By Samy Magdy, Egypt’s coastal city of Alexandria, which has survived invasions, fires and earthquakes since it was founded by Alexander the Great more than 2,000 years ago, now faces a new menace in the form of climate change.

Rising sea levels threaten to inundate poorer neighborhoods and archaeological sites, prompting authorities to erect concrete barriers out at sea to break the tide. A severe storm in 2015 flooded large parts of the city, causing at least six deaths and the collapse of some two dozen homes, exposing weaknesses in the local infrastructure.
Alexandria, the country’s second city, is surrounded on three sides by the Mediterranean Sea and backs up to a lake, making it uniquely susceptible to the rise in sea levels caused by global warming and the melting of the polar ice caps.
Back in the late 1940s and 1950s, it was a haven for writers and artists that drew both Egypt’s well-heeled and foreign tourists for its beauty and charm. Today, more than 60 kilometers (40 miles) of waterfront make it a prime summer destination for Egyptians, but many of its most famous beaches already show signs of erosion.

The U.N. Intergovernmental Panel on Climate Change has warned that global sea levels could rise by 0.28 to 0.98 meters (1-3 feet) by 2100, with “serious implications for coastal cities, deltas and low-lying states.”
Experts acknowledge that regional variations in sea level rise and its effects are still not well understood. But in Alexandria, a port city home to more than 5 million people and 40% of Egypt’s industrial capacity, there are already signs of change.
Egypt’s Ministry of Water Resources and Irrigation says the sea level rose by an average of 1.8 millimeters annually until 1993. Over the following two decades that rose to 2.1 millimeters a year, and since 2012 it has reached as high as 3.2 millimeters per year, enough to threaten building foundations.
The land on which Alexandria is built, along with the surrounding Nile Delta, is sinking at roughly the same rate, due in part to upstream dams that prevent the replenishment of silt and to natural gas extraction. That is expected to exacerbate the effects of the rise in sea level, with potentially catastrophic consequences.
A 2018 study predicted that up to 734 square kilometers (more than 280 square miles) of the Nile Delta could be inundated by 2050 and 2,660 square kilometers (more than 1,000 sq. miles) by the end of the century, affecting 5.7 million people.
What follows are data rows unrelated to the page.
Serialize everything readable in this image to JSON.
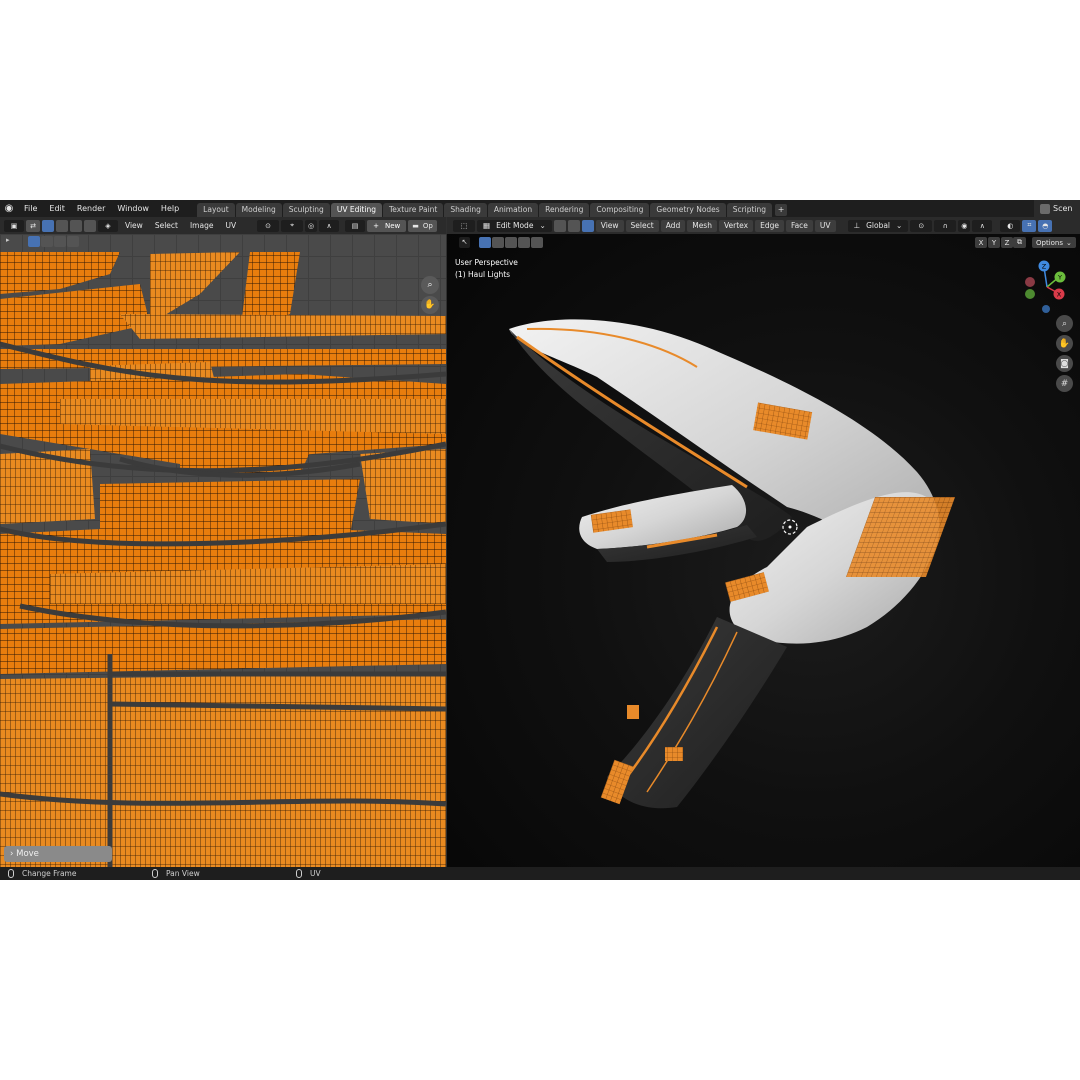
{
  "menu": [
    "File",
    "Edit",
    "Render",
    "Window",
    "Help"
  ],
  "workspaces": [
    {
      "label": "Layout",
      "active": false
    },
    {
      "label": "Modeling",
      "active": false
    },
    {
      "label": "Sculpting",
      "active": false
    },
    {
      "label": "UV Editing",
      "active": true
    },
    {
      "label": "Texture Paint",
      "active": false
    },
    {
      "label": "Shading",
      "active": false
    },
    {
      "label": "Animation",
      "active": false
    },
    {
      "label": "Rendering",
      "active": false
    },
    {
      "label": "Compositing",
      "active": false
    },
    {
      "label": "Geometry Nodes",
      "active": false
    },
    {
      "label": "Scripting",
      "active": false
    }
  ],
  "workspace_add": "+",
  "scene_label": "Scen",
  "uv_editor": {
    "menus": [
      "View",
      "Select",
      "Image",
      "UV"
    ],
    "new_label": "New",
    "new_plus": "+",
    "open_label": "Op",
    "move_panel": "Move"
  },
  "viewport": {
    "mode": "Edit Mode",
    "menus": [
      "View",
      "Select",
      "Add",
      "Mesh",
      "Vertex",
      "Edge",
      "Face",
      "UV"
    ],
    "transform_orientation": "Global",
    "axes_lock": [
      "X",
      "Y",
      "Z"
    ],
    "options_label": "Options",
    "perspective_label": "User Perspective",
    "object_label": "(1) Haul Lights",
    "gizmo_axes": [
      "Z",
      "Y",
      "X"
    ]
  },
  "status_bar": [
    {
      "label": "Change Frame"
    },
    {
      "label": "Pan View"
    },
    {
      "label": "UV"
    }
  ],
  "colors": {
    "uv_orange": "#e87d0d",
    "accent_blue": "#4772b3",
    "axis_x": "#d93b4a",
    "axis_y": "#6bbd3c",
    "axis_z": "#3f8ae0"
  }
}
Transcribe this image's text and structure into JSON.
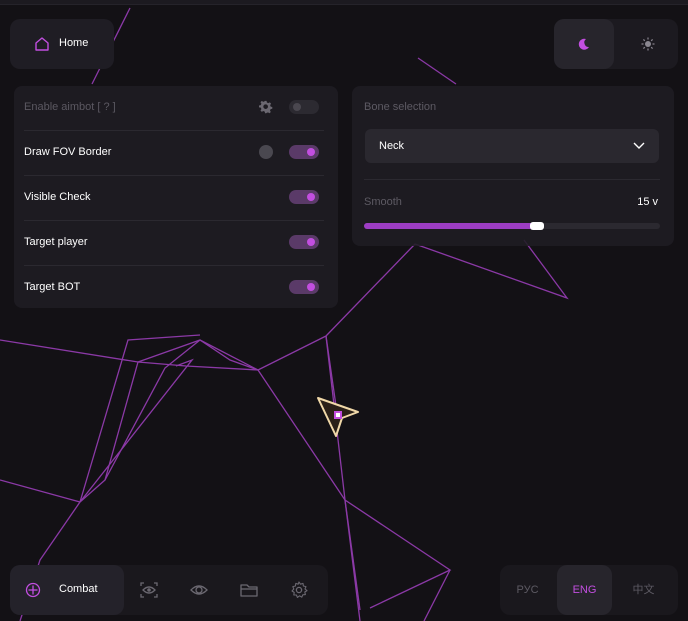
{
  "colors": {
    "accent": "#c24ee0",
    "background": "#131115",
    "panel": "#1f1d23"
  },
  "header": {
    "home_label": "Home",
    "home_icon": "home-icon",
    "theme_icons": [
      "moon-icon",
      "sun-icon"
    ],
    "active_theme": "dark"
  },
  "aimbot_panel": {
    "rows": [
      {
        "label": "Enable aimbot  [ ? ]",
        "enabled": false,
        "has_settings": true
      },
      {
        "label": "Draw FOV Border",
        "enabled": true,
        "has_color": true
      },
      {
        "label": "Visible Check",
        "enabled": true
      },
      {
        "label": "Target player",
        "enabled": true
      },
      {
        "label": "Target BOT",
        "enabled": true
      }
    ]
  },
  "bone_panel": {
    "title": "Bone selection",
    "selected": "Neck",
    "smooth_label": "Smooth",
    "smooth_value": "15 v",
    "smooth_fraction": 0.58
  },
  "bottom_nav": {
    "active_label": "Combat",
    "icons": [
      "crosshair-icon",
      "eye-scan-icon",
      "eye-icon",
      "folder-icon",
      "gear-icon"
    ]
  },
  "languages": {
    "items": [
      "РУС",
      "ENG",
      "中文"
    ],
    "active": "ENG"
  }
}
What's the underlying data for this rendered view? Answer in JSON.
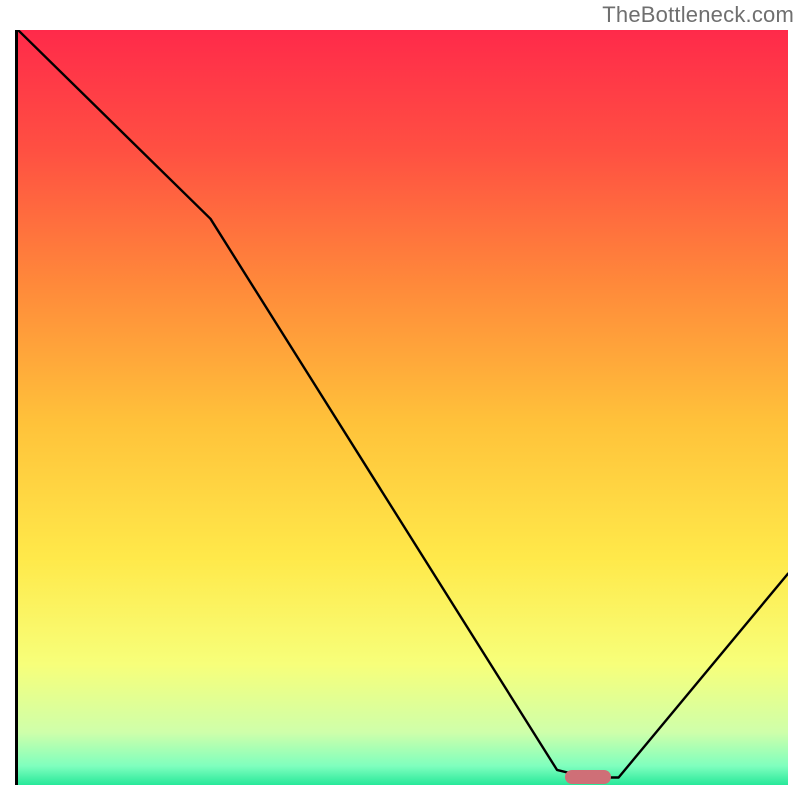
{
  "watermark": "TheBottleneck.com",
  "chart_data": {
    "type": "line",
    "title": "",
    "xlabel": "",
    "ylabel": "",
    "xlim": [
      0,
      100
    ],
    "ylim": [
      0,
      100
    ],
    "curve": {
      "name": "bottleneck-curve",
      "x": [
        0,
        25,
        70,
        74,
        78,
        100
      ],
      "y": [
        100,
        75,
        2,
        1,
        1,
        28
      ]
    },
    "marker": {
      "x": 74,
      "y": 1,
      "color": "#cf6f77",
      "shape": "pill"
    },
    "background_gradient": {
      "stops": [
        {
          "pos": 0.0,
          "color": "#ff2a4a"
        },
        {
          "pos": 0.16,
          "color": "#ff5042"
        },
        {
          "pos": 0.34,
          "color": "#ff8a3a"
        },
        {
          "pos": 0.52,
          "color": "#ffc23a"
        },
        {
          "pos": 0.7,
          "color": "#ffe94a"
        },
        {
          "pos": 0.84,
          "color": "#f7ff7a"
        },
        {
          "pos": 0.93,
          "color": "#cfffaa"
        },
        {
          "pos": 0.975,
          "color": "#7fffbe"
        },
        {
          "pos": 1.0,
          "color": "#28e89a"
        }
      ]
    }
  }
}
Residents living in low-lying areas are already coping with the consequences. A 52-year-old resident of the Shatby neighborhood, who goes by Abu Randa, said he has repaired his three-story home twice since the 2015 floods.
“We know it is risky. We know that the entire area will be underwater, but we have no alternative,” he said.
In the el-Max neighborhood, hundreds of people were forced to leave their homes after severe flooding in 2015. The Housing Ministry built nine apartment blocks to house them after declaring the area unsafe.